The proposed affordable housing development for local teachers and school staff is on track and expected to break ground within the next two years, according to an update at last week’s Los Altos School District Board of Trustees meeting.
Maegan Pearson, associate vice president of development at the nonprofit Abode Communities – the project developer along with the nonprofit Mercy Housing – shared the latest news on the apartment complex, set for construction at 231 Grant Ave. in Palo Alto, a 1.5-acre county-owned site.
The project has been in the planning stages for the past few years, a response to high housing prices in the area that affect schools’ ability to attract and retain teachers and staff. In 2018, Santa Clara County Supervisor Joe Simitian spearheaded the proposal, securing approval from his fellow supervisors to repurpose the land and to contribute funding. He also solicited a commitment from local cities and school districts – including LASD – to find ancillary funding to support the project.
According to Pearson’s report, the complex will feature 110 below-market-rate units, including studio, one-bedroom and two-bedroom apartments, and 112 parking spaces. Twelve units will be designated for LASD, a mix of sizes.
“Right now, the distribution – which is not finalized – is that (LASD) would get three studios, seven one-bedrooms, and two two-bedrooms,” Pearson said at the Nov. 15 meeting. “Those units will (have) rent affordable to the range of 60% area median income to 140% area median income.”
The county requested a contribution of $600,000 from LASD, equating to $50,000 per unit. LASD trustees voted in 2018 to earmark the funds for the project. Participating school districts and the county will collaborate on an agreement for administration of the funds.
Demolition on the site is expected to begin next fall, with on-site construction set to break ground in winter 2023. Construction is scheduled to wrap up around the first quarter of 2024. Mercy Housing Management Group will manage the units.

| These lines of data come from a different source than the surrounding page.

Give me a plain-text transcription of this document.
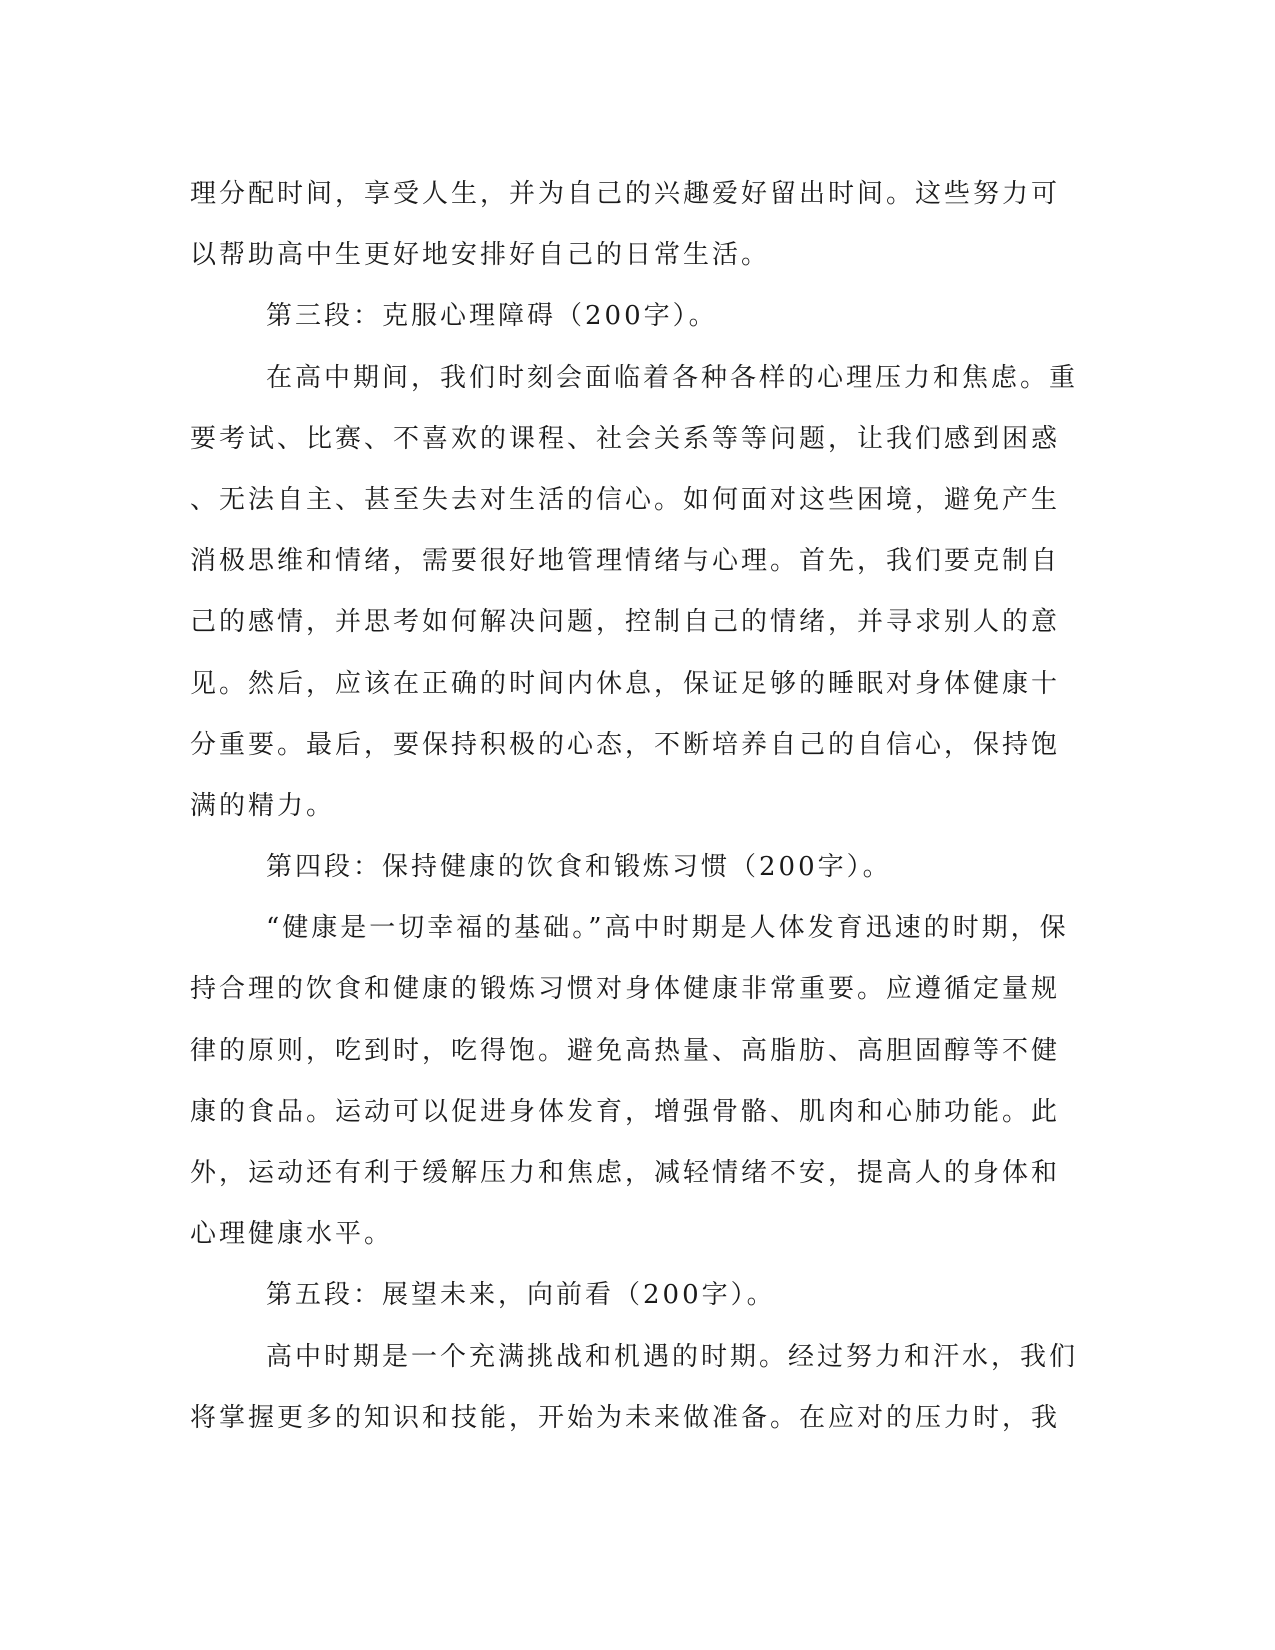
理分配时间，享受人生，并为自己的兴趣爱好留出时间。这些努力可
以帮助高中生更好地安排好自己的日常生活。
第三段：克服心理障碍（200字）。
在高中期间，我们时刻会面临着各种各样的心理压力和焦虑。重
要考试、比赛、不喜欢的课程、社会关系等等问题，让我们感到困惑
、无法自主、甚至失去对生活的信心。如何面对这些困境，避免产生
消极思维和情绪，需要很好地管理情绪与心理。首先，我们要克制自
己的感情，并思考如何解决问题，控制自己的情绪，并寻求别人的意
见。然后，应该在正确的时间内休息，保证足够的睡眠对身体健康十
分重要。最后，要保持积极的心态，不断培养自己的自信心，保持饱
满的精力。
第四段：保持健康的饮食和锻炼习惯（200字）。
“健康是一切幸福的基础。”高中时期是人体发育迅速的时期，保
持合理的饮食和健康的锻炼习惯对身体健康非常重要。应遵循定量规
律的原则，吃到时，吃得饱。避免高热量、高脂肪、高胆固醇等不健
康的食品。运动可以促进身体发育，增强骨骼、肌肉和心肺功能。此
外，运动还有利于缓解压力和焦虑，减轻情绪不安，提高人的身体和
心理健康水平。
第五段：展望未来，向前看（200字）。
高中时期是一个充满挑战和机遇的时期。经过努力和汗水，我们
将掌握更多的知识和技能，开始为未来做准备。在应对的压力时，我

Sandra McGonagle, assistant superintendent of curriculum and instruction, briefed trustees on the disbursement of nearly $1 million to LASD through the state’s Educator Effectiveness Fund. The money, allocated for 2021-2026, is intended to support professional learning for administrators, teachers and classified staff.
McGonagle proposed the funds be directed to:
• Depth and Complexity Prompt Training and Coaching, to help challenge students.
• Practical Strategies for Inclusion and Modification, for special-education students.
• Early Childhood and Childhood Development Training and Coaching, to expand the transitional kindergarten program.
• Advanced Literacy Certificate Training, to support emerging early readers and writers.
• LASD Professional Learning Hub, training all teachers to support all students in their learning.
Trustees are expected to make a decision on use of the funds at their December board meeting.
County health clinic
Superintendent Jeff Baier presented a “Resolution in Support of Establishing a County Health Clinic in the Northern Portion of Santa Clara County.” The northern part of the county currently lacks a public hospital or clinic.
Trustees approved the resolution unanimously, supporting the establishment of a county health clinic with the goal of supporting the physical health and well-being of LASD students as well as those in surrounding districts.